WBQO
- Darien, Georgia; United States;
- Frequency: 93.7 MHz
- Branding: 93.7 The Bridge

Programming
- Format: Adult album alternative

Ownership
- Owner: QBS Broadcasting, LLC

History
- First air date: 2015

Technical information
- Licensing authority: FCC
- Facility ID: 191581
- Class: C3
- ERP: 7,500 watts
- HAAT: 126.7 metres (416 ft)
- Transmitter coordinates: 31°11′39″N 81°29′30″W﻿ / ﻿31.19417°N 81.49167°W

Links
- Public license information: Public file; LMS;
- Webcast: Listen Live
- Website: 937thebridge.com

= WBQO =

WBQO (93.7 FM) is a radio station licensed to serve the community of Darien, Georgia. The station is owned by QBS Broadcasting, LLC, and airs an adult album alternative format.

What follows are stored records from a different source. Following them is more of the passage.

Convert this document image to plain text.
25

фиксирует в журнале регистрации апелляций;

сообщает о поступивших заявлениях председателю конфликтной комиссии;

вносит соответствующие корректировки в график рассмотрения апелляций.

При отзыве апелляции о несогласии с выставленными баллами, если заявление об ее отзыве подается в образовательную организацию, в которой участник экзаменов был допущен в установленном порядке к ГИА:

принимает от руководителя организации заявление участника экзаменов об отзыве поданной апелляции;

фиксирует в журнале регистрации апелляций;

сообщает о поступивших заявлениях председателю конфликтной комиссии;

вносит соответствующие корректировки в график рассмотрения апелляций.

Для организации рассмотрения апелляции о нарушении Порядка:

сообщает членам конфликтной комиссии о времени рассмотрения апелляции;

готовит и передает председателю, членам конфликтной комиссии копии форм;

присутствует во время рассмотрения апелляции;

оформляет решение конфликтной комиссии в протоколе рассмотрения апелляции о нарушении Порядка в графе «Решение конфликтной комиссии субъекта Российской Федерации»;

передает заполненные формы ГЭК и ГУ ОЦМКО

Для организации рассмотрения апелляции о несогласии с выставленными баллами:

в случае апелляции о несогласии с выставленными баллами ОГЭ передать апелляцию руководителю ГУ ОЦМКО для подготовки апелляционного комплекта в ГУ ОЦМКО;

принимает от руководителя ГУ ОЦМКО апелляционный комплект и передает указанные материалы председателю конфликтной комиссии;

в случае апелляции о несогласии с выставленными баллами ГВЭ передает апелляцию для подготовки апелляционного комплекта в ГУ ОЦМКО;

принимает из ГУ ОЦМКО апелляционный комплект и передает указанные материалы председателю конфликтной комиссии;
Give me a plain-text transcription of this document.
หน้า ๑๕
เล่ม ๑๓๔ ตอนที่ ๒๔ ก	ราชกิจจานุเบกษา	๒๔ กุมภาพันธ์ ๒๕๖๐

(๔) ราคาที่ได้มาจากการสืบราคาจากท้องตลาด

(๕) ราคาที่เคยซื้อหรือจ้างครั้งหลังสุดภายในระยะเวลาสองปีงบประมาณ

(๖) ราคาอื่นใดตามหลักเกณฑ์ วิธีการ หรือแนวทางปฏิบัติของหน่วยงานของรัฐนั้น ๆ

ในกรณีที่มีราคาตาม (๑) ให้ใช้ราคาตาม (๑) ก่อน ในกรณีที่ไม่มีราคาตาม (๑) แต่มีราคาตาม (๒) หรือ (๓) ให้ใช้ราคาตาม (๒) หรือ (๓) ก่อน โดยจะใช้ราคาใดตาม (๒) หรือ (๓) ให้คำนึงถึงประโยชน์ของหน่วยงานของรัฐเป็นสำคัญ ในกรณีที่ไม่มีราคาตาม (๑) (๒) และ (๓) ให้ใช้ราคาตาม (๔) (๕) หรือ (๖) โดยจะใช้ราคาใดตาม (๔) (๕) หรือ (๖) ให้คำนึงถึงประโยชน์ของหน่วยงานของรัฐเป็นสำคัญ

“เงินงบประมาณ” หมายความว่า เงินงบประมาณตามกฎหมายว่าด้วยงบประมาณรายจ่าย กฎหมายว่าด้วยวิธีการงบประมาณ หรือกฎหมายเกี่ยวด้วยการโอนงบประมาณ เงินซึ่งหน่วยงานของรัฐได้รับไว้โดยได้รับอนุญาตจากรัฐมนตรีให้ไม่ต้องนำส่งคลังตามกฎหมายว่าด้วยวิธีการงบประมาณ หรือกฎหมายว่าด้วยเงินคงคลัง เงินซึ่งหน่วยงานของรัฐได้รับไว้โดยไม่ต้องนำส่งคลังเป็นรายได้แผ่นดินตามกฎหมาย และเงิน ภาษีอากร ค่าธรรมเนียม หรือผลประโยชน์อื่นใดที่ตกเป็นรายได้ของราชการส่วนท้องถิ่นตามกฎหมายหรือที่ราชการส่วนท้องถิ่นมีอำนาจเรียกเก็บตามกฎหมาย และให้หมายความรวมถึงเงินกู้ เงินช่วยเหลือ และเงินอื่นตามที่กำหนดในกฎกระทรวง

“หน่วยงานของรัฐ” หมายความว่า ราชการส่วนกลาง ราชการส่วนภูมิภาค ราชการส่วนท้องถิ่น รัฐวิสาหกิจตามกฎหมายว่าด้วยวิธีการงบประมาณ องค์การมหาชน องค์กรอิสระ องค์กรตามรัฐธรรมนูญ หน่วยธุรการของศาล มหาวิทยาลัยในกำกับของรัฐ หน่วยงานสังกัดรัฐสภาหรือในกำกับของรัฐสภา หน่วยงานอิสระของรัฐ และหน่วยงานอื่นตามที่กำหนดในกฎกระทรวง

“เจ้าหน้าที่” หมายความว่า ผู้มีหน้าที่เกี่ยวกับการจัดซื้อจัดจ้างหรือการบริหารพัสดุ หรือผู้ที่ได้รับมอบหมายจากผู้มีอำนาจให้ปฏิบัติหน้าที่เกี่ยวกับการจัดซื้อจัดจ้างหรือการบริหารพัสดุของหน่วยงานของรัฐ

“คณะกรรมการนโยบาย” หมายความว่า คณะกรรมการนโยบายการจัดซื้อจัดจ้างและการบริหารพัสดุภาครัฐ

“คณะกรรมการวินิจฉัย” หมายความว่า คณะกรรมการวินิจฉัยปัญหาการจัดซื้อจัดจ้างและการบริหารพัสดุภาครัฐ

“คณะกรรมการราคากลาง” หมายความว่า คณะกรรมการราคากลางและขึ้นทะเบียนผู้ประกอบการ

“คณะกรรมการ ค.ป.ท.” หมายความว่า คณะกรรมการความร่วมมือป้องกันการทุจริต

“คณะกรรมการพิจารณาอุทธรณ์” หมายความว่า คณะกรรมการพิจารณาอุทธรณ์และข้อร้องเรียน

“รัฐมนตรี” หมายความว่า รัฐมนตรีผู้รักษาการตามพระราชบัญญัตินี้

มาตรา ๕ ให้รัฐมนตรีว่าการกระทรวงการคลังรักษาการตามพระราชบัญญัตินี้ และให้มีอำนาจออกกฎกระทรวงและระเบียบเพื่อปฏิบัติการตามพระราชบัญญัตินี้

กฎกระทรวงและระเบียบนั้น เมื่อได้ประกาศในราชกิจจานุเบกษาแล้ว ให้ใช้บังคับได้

The station was assigned the WBQO call letters by the Federal Communications Commission on June 8, 2015, serving St. Simons Island, Georgia.

WBQO was licensed to change its community of license from St. Simons Island to Darien effective December 21, 2022.

Previously carrying a news/talk format as "93.7 WBQO", the station flipped to its current adult album alternative format as "93.7 The Bridge" on April 3, 2023, launching with a self-described "5,000-something" song commercial free run; this was preceded by a stunt loop of "Puff the Magic Dragon".